I'm stuck with another English Composition class which I am less than ecstatic over, and the only salvation is that I at least got stuck with it while I am job searching and can give it extra unwanted attention. Blech. I think I would rather almost go hang out at a fancy schmancy coffee shop instead, that is how enthused I am about this class, lol.

I need to finish my resume and get it updated with the additional machines and work history and start hunting for a job this week. I may be able to snag something local, but that seems unlikely. Might be able to find something in a half hour radius, but that also seems iffy. Or there is the big city (Indianapolis) which is just a shade over an hour to reach the very edge, and who knows how much further driving to get to whatever point in the city proper. As much as I hate to move, it seems to be the most likely prospect, and will most likely be out of state (Houston, Texas where my friends live and the cnc machinist jobs flow like water out of a leaky rain barrel.)
And those 2 videos I posted yesterday are from a cartoon (duh) called Freakazoid! that was sort lived due to it being too clever for it's target audience and actually watched mostly by young adults. Had it been ran a few years later after the adult cartoon phenomenon hit, I believe it would have had better success, maybe. But anyways, I thought about that show while I was sitting around watching episodes of The Tick on dvd and had to look it up just to see if there was anything posted (hooray, obviously there was, lol.) So here is the opening to the show and to today still remains in my top 10 favorite cartoon openings.

Sunday, January 11, 2009

Emergency Broadcast Annoyance Testing Protocol



(Afterthoughts)
Yeah, that is pretty much how it all works (in my mind at least.)

Why I never got married



This 10 second video of the "OFFICIAL EXPLANATION" as to why I avoided marriage.

(Now for the 'unofficial explanation.') I get asked from time to time if I had ever considered marriage, and honestly, I have had the thought race around inside my head like a little insane nascar driver. But I always kept myself out of any situation (for the most part) that had any potential of eventually leading in that direction. I knew how something like that would eventually end up and never wanted to put someone through all of that. Of course, that also cemented me into a life of loneliness and isolation, but before anyone starts to get teary-eyed over my self imposed misery, remember that I chose it to be that way not out of some self noble sacrifice, but because I am simply too lazy to want to deal with the emotional train wreck of an angry misunderstanding husband. Everyone who has had to deal and is currently dealing with marriage issues and problems, my heart goes out to y'all and it may make my pathetic lonely life seem a shade bit more attractive in that light.

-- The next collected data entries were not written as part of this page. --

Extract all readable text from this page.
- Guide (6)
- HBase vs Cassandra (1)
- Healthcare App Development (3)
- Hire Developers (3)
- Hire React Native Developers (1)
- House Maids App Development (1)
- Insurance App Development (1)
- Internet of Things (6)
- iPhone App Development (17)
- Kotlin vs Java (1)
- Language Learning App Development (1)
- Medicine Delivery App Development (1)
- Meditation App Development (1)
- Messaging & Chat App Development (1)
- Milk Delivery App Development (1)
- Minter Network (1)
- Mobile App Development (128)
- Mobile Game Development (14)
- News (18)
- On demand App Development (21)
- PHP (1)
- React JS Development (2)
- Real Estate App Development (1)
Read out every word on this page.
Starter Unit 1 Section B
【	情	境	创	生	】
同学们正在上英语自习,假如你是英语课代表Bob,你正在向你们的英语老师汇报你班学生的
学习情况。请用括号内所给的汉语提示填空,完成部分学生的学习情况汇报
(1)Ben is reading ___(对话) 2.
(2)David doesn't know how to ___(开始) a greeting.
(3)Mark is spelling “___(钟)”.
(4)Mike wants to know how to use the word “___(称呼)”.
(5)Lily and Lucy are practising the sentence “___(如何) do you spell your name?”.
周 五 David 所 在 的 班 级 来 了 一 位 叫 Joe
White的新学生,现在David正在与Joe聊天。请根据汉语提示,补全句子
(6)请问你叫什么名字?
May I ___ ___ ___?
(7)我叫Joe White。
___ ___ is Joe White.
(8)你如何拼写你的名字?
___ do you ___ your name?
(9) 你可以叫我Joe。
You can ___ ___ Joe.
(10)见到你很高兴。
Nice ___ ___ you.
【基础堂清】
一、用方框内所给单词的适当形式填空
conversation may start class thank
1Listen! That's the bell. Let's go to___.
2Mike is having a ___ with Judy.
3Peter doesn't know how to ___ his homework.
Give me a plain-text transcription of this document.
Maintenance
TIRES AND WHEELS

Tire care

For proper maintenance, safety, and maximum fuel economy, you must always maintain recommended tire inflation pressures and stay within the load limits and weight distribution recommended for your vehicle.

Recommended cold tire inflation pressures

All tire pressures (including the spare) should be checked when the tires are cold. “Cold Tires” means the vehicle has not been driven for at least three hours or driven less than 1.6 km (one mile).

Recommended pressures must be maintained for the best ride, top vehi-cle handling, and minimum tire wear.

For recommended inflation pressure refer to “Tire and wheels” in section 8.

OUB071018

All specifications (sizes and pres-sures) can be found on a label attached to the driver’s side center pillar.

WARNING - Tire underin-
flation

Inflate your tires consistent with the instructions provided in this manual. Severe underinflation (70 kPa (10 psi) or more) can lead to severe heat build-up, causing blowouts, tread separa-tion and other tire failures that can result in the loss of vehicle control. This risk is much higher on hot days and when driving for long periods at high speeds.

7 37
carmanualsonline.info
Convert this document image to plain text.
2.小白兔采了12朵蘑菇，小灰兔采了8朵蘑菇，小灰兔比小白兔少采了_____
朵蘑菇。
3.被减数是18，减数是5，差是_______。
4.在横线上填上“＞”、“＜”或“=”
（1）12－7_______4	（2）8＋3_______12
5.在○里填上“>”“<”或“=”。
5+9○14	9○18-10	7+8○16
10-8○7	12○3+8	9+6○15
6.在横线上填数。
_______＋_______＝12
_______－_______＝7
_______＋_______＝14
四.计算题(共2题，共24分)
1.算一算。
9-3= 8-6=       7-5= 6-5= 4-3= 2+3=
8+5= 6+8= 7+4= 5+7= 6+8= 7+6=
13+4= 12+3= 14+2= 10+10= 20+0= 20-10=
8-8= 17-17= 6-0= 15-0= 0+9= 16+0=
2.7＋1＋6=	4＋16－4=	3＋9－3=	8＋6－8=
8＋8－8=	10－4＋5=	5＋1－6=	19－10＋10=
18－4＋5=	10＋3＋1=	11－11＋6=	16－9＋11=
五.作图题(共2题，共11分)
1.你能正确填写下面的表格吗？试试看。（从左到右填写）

But there is some sort of saying about how "it's better to have loved and been stabbed in the heart than to never had needed emergency open heart surgery at all" or something like that.

(Afterthoughts)
Ha! Just when everyone thought I would go an entire week without posting anything, I trick you all by slipping this in right before the deadline falls, boo-yah!

Thursday, January 1, 2009

Anti-resolutions



The sun sets on yet another year. Now is the time people make their resolutions to improve their lives, only to utterly fail and resort back to their bad habits (typical humans, muhahaha.) How will you view the changing of the guard, is it a sunrise full of brand new opportunities, or do you have enough darkness inside of you to realize that it is more of a sunset leading us away from the light and into the shadows? (Go team doom and gloom)

(Afterthoughts)
As always I will be making anti-resolutions to pick up bad habits (gotta love the easy path, muhahaha.)